Melkote’s comments were backed up by his colleague, Larry Lunetta, VP of Security and Wireless LAN Marketing at Aruba, with an outline of what he sees as the 7 key trends for the technology industry to watch out for throughout 2020.
Here’s his views on trends for the year ahead:
1. Wayfinding is Just the Beginning
In 2020, location services will continue to advance and serve up more meaningful, personalised experiences to users, inviting them to engage with their environment like never before.
No longer just about wayfinding, location services will enable a new host of services based on proximity and preferences, delivering value to both the provider and the user in the form of customised offers for the user and consumer insights for the provider.
2. If You Build It, They Will Come
Despite the fanfare, the introduction of Wi-Fi 6 this year was met with cautious optimism, with skeptics citing that the increased bandwidth enabled by Wi-Fi 6, though impressive, will not necessarily be put to use very soon.
As a result of continued Wi-Fi 6 innovation, Aruba predicts that 2020 will usher in a new swath of Wi-Fi 6-enabed services that will deliver the performance, availability and Quality of Service that is promised by technologies such as 5G.
Wi Fi 6 will be the preferred on ramp to 5G for the majority of enterprise edge applications.
3. Securing Widespread Adoption of the Internet of Things (IoT)
While the growing use of IoT devices is providing organisations with new levels of data to make intelligent decisions about business operations, they can also provide an open door for malicious actors to exploit vulnerabilities.
With over 70 billion devices expected to be in operation by 2020 according to Gartner, securing these devices, and using behavioural analytics to detect Indicators of Compromise (IOC), will be critical.
4. Continued Integration and Orchestration of Security Tools
With enterprises using over 130+ security tools and technologies on average, in 2020, we will see a rise in the use of integration and orchestration tools to better leverage these technologies for better threat detection and accelerated response
5. The Rise of AI-based, Autonomous Security
In 2020, AI-based, increasingly autonomous security technologies will become more prominent as emerging technologies such as IoT and edge computing applications consume security practitioners who will require a more efficient way to secure their organisations.
In the coming year, security breaches will continue to plague organisations of all sizes and attacks will become increasingly complex, widespread and persistent, often carried out by coordinated teams of sophisticated hackers.
6. Network Management Goes from Proactive to Predictive Mode
AI-powered automation, heightened programmability and the ability to take action based on insights are all attributes of a modern, self-validating network.

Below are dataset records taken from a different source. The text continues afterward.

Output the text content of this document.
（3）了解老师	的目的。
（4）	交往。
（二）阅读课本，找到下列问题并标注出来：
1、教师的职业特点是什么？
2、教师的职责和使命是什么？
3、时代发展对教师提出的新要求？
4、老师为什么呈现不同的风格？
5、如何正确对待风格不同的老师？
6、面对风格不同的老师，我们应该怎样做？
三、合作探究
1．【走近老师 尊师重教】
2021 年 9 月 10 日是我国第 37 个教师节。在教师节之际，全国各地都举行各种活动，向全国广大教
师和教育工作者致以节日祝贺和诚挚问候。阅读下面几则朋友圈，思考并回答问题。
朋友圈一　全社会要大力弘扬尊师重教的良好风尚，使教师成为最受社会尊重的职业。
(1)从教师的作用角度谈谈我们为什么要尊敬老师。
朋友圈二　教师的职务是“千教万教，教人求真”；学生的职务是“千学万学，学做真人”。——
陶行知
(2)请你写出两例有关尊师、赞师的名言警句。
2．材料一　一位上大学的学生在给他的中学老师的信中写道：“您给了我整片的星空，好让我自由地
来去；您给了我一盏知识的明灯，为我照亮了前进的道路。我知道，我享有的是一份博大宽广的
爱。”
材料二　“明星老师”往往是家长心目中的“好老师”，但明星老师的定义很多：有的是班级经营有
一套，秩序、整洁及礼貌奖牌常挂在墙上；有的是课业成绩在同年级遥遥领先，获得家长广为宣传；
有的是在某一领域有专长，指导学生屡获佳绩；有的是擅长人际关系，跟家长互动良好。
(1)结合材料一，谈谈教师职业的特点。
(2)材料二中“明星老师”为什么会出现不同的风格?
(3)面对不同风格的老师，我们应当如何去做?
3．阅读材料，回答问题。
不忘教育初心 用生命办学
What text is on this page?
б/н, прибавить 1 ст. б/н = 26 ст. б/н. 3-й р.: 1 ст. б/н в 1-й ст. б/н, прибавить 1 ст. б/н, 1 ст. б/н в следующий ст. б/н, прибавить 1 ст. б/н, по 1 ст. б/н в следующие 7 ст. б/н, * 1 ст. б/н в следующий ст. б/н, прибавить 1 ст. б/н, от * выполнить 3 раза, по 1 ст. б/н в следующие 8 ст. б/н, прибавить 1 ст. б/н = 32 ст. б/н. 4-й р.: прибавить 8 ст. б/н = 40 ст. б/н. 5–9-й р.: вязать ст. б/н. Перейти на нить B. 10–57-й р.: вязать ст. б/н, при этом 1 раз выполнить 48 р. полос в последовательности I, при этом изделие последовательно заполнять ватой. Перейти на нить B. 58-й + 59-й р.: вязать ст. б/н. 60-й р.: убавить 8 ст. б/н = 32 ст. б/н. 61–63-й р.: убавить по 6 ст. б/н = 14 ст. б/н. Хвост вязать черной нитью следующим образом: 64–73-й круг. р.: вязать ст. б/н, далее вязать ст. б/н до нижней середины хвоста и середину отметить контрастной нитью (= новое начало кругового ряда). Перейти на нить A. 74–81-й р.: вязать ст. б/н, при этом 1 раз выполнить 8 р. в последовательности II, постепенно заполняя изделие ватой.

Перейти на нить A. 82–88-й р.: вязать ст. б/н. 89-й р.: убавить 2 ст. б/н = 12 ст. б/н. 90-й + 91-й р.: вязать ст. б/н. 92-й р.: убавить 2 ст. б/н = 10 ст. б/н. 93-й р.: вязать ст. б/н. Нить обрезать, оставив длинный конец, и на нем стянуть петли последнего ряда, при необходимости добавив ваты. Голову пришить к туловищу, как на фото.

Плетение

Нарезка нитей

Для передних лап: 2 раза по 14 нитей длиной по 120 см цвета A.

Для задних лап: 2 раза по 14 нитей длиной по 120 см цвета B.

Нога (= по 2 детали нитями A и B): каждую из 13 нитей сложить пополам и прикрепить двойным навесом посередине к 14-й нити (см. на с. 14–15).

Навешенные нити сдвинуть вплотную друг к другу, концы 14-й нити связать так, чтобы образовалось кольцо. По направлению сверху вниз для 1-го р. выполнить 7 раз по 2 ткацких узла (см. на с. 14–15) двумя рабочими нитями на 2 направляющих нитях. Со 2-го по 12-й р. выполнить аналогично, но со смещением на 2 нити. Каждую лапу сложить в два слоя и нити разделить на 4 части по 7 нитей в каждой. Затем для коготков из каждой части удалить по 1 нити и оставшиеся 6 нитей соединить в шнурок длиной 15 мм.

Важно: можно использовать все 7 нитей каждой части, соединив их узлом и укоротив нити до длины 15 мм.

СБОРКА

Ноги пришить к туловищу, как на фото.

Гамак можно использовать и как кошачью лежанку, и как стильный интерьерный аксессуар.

In 2020, we’ll see continued advancements in the areas of data analysis and security, among others, which will enable the process of network management to go from proactive to predictive, easing the burden on network managers and allowing them to focus their efforts on business-impacting issues.
This will enable IT teams to not only take a proactive stance, but will allow systems to predict when issues will occur based on nuanced patterns, behaviour monitoring and network health, easing the pressure on IT resources even more.
7. Death of Network Software Subscription Models
Having network switches, routers and controllers that go dark once the software registration ends is harmful to businesses.
When customers buy equipment, they want all the ownership of features,functionality and their network, not a ticking time bomb in the form of a services contract that could impede essential features, security functions and even connectivity itself.
In 2020, customer-first subscription models tailored to cloud-driven strategies will emerge to deliver value and peace-of-mind.